To hear it spoken, Melangian is like upper-class county English in that it’s full of diphthongs and open vowel sounds. Consonants at the end of words are often dropped, as in the Scots accent, and when they are sounded, they’re softened. This is probably why Melangian is so useful for modern singing. It lets the mouth hold open sounds for words like ‘don’t, ‘last’ and ‘morning’, to name but three.

Melangian was the language I relied upon to express myself on the reservation when my mother wasn’t within hearing distance. We weren’t allowed to speak it at home. I still enjoy using it when I get a chance. When an issue gets bogged down with unnecessary words, if I think in Melangian, I can keep a clearer picture of what’s really going on. Of all the English dialects, Melangian is the one that best expresses joy and ebullience.

The class system on the reservation was more like a caste system, related to physical appearance. I guess it evolved out of the plantation politics, when how you looked may have determined whether you worked in the house or the field. Skin colour, hair texture and facial features affected your social status. Hair that grew wavy and long, light-coloured eyes and skin, afforded you more opportunity.

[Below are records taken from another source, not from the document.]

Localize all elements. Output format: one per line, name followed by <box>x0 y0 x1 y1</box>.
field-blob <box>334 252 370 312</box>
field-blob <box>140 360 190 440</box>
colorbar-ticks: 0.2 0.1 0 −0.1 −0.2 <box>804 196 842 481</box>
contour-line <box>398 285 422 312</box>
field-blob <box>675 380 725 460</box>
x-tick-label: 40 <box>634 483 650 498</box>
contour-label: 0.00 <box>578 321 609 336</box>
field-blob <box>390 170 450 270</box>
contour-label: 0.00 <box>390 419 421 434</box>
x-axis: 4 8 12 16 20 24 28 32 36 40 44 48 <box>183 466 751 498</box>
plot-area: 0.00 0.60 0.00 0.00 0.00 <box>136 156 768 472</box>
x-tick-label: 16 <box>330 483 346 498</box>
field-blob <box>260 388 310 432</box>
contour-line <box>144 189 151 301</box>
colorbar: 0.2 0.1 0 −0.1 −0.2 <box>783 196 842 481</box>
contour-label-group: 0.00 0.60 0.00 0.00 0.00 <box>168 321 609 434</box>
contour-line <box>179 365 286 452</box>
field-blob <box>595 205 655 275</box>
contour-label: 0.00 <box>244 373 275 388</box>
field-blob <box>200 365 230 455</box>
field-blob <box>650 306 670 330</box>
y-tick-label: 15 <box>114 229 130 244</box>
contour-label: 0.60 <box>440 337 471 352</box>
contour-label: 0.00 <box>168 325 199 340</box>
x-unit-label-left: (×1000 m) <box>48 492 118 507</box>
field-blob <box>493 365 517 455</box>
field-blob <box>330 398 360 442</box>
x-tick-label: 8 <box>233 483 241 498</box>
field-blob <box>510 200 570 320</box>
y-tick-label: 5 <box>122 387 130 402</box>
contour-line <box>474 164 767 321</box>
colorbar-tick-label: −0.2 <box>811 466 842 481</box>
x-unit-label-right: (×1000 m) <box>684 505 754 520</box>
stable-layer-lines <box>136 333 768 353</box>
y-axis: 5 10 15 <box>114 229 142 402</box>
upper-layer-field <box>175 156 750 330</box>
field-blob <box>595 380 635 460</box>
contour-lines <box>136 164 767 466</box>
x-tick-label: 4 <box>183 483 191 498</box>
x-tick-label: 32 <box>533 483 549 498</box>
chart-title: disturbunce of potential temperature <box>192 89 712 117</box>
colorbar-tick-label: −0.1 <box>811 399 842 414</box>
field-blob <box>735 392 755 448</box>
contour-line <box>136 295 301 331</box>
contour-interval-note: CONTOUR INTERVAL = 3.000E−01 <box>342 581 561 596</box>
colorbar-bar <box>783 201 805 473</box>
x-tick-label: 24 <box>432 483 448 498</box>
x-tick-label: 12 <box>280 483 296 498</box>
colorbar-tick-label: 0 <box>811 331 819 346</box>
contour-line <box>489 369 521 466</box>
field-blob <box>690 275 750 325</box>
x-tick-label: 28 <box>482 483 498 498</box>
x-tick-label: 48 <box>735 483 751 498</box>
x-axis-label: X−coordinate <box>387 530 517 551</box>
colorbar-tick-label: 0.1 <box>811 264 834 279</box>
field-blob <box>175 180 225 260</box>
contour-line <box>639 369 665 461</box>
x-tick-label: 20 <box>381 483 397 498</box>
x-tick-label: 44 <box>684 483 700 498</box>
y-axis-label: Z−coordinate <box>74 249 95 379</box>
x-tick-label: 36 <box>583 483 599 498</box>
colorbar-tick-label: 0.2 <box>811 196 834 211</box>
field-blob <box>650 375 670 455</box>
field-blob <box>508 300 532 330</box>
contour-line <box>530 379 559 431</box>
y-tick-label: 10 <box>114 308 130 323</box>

In the 1940s, educational opportunity was too limited for Melangians to see education as an available route to a better life, although we had our own doctors, lawyers, teachers and professionals, most of whom were educated in small Melangian colleges in the South. There weren’t many of these graduates. My father’s chance to go to Harvard was not one to be taken lightly or interfered with. It compared with a boy from the Gorbals getting a scholarship to go to Christ Church College, Oxford. His academic achievements linked my family to the professional class even though we were struggling to eat, like everybody around us. Our mother worked especially hard to have us live up to our assumed identity and went to great pains to make sure that we spoke English as well as anyone else and that our education and ambitions weren’t stinted in any way. For this she was often accused of acting white and treating us as if we were. On the reservation, no accusation was more damning. She turned a deaf ear.

It would be misleading to paint only a glowing picture of the reservation. If you saw a photograph of one without a caption, you might mistake it for a war zone. Young men prepared for combat, patrolling and armed and waiting; a rubbled landscape; an atmosphere of torment, confusion or resignation on the faces of both young and old, highlighted by a queer sense of abandonment.

The work that was available wasn’t likely to improve your future status and crime seemed to pay.